A separate supply disruption emerged overnight in the Black Sea, where a Turkish-operated tanker carrying approximately 1 million barrels of Russian Urals crude was struck by a naval drone near the Bosphorus — the latest in a series of such attacks per France 24 as of 26 March 09:21 UTC. Ukraine's campaign has already degraded approximately 40% of Russia's crude export capacity per The Maritime Executive as of 26 March 03:49 UTC. Northern European countries and the UK are simultaneously vowing tougher enforcement against Russia's shadow fleet per WRAL as of 26 March 12:55 UTC, adding further pressure to Russian export routes.
Yesterday's session laid bare how quickly the war risk premium can be stripped out on diplomatic headlines — and today's sharp reversal demonstrates with equal speed how it is reinstated the moment those headlines prove hollow.

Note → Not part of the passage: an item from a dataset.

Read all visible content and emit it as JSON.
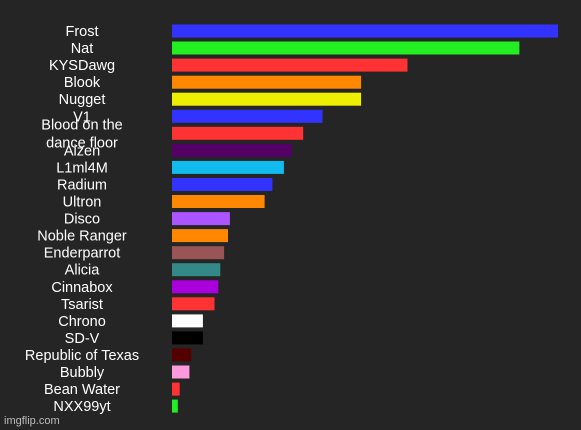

Iran has not only rejected negotiations outright; it has formally institutionalized Hormuz toll collection in Yuan, transforming what the market briefly treated as a temporary disruption into a structural one. With the 5-day pause on US strikes against Iran's power infrastructure set to expire within 48 hours, the supply shock that drove prices to multi-year highs was never resolved — it was merely repriced on unverified optimism. The oil market's current state of backwardation — near-term futures commanding a premium over longer-dated contracts — signals traders still view the disruption as transitory, but that assessment grows harder to defend given the formalization of Iranian Hormuz control and Iraq's near-total export collapse.

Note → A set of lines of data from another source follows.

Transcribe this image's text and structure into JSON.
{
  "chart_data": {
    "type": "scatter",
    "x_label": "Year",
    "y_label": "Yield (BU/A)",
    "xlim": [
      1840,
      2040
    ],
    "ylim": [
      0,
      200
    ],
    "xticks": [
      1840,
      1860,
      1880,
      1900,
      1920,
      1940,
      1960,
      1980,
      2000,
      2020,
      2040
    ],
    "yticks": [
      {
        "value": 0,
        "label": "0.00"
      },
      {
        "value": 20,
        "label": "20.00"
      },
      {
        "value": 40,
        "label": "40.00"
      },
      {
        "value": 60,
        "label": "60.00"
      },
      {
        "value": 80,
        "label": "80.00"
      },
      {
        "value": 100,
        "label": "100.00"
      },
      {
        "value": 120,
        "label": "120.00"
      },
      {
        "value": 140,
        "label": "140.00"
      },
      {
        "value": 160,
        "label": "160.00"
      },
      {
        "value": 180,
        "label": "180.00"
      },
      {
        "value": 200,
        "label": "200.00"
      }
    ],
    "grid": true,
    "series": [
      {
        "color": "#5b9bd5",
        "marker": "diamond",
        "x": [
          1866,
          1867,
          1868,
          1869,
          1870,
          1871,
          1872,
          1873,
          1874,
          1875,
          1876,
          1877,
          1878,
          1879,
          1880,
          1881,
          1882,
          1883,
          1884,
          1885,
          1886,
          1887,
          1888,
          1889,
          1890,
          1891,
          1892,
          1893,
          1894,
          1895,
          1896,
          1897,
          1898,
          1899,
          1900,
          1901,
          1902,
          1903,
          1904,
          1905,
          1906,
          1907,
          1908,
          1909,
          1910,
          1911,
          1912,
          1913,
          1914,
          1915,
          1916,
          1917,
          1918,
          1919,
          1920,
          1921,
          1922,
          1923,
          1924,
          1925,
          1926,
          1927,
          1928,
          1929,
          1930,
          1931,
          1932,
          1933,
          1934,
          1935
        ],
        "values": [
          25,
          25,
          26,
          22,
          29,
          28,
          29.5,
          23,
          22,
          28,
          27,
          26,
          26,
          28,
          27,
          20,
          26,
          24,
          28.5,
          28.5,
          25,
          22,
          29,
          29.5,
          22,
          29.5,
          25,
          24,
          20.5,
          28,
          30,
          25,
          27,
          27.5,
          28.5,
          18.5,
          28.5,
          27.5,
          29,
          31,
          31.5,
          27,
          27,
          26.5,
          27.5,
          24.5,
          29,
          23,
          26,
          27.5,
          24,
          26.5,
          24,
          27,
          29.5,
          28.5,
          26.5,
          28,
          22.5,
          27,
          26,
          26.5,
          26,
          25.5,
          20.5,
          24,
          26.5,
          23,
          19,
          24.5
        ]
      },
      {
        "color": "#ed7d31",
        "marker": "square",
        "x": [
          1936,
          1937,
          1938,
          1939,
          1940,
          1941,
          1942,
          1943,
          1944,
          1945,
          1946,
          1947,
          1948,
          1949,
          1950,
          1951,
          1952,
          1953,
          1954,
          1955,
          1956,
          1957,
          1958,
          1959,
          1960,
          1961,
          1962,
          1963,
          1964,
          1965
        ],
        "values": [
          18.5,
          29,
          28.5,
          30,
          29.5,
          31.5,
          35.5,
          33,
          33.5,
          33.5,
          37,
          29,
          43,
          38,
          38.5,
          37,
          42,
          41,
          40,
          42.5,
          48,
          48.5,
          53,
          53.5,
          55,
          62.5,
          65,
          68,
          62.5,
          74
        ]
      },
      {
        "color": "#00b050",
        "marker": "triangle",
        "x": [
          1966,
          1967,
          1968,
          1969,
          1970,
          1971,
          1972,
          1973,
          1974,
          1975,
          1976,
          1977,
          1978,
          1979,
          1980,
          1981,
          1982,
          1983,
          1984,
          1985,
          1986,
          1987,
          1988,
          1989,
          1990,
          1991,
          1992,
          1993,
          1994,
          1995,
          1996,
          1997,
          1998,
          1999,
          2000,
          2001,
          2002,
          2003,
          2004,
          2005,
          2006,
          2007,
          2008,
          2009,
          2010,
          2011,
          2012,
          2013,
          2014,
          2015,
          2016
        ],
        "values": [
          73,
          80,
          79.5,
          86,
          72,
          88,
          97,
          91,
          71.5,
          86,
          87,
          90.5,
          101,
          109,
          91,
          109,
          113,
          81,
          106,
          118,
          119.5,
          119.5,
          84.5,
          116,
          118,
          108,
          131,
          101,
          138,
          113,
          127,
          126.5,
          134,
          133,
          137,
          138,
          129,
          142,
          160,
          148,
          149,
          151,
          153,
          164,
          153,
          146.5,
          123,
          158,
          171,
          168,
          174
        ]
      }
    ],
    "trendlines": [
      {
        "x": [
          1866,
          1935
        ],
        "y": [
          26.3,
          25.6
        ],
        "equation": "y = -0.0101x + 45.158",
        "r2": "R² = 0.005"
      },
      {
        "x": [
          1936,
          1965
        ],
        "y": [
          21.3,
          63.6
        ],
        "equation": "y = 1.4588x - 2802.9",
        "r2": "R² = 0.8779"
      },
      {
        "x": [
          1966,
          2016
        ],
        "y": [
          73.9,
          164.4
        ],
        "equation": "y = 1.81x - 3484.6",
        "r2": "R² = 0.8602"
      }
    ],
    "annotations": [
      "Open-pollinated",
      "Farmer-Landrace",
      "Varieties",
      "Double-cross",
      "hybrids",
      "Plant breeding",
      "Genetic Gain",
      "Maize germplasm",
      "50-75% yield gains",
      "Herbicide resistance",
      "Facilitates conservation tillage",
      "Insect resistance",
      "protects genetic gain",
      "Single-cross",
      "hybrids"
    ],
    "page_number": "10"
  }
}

What makes today's repricing particularly significant is the convergence of two simultaneous supply disruption theatres: the Hormuz blockade and the escalating Black Sea campaign against Russian exports. Even if Iran-US negotiations were to resume today, Russian crude export capacity has already been degraded by an estimated 40%. Barclays' base case of Brent averaging $85 for full-year 2026 rests on traffic normalization at the Strait of Hormuz by early April — a timeline that looks increasingly optimistic now that Iran has formalized fee collection and no verified diplomatic framework exists. Goldman Sachs has modeled peak supply losses of approximately 17 million bpd from the Iran war scenario and has raised its 2026 average price forecasts for both benchmarks, underscoring how far sell-side assumptions have shifted since the conflict began.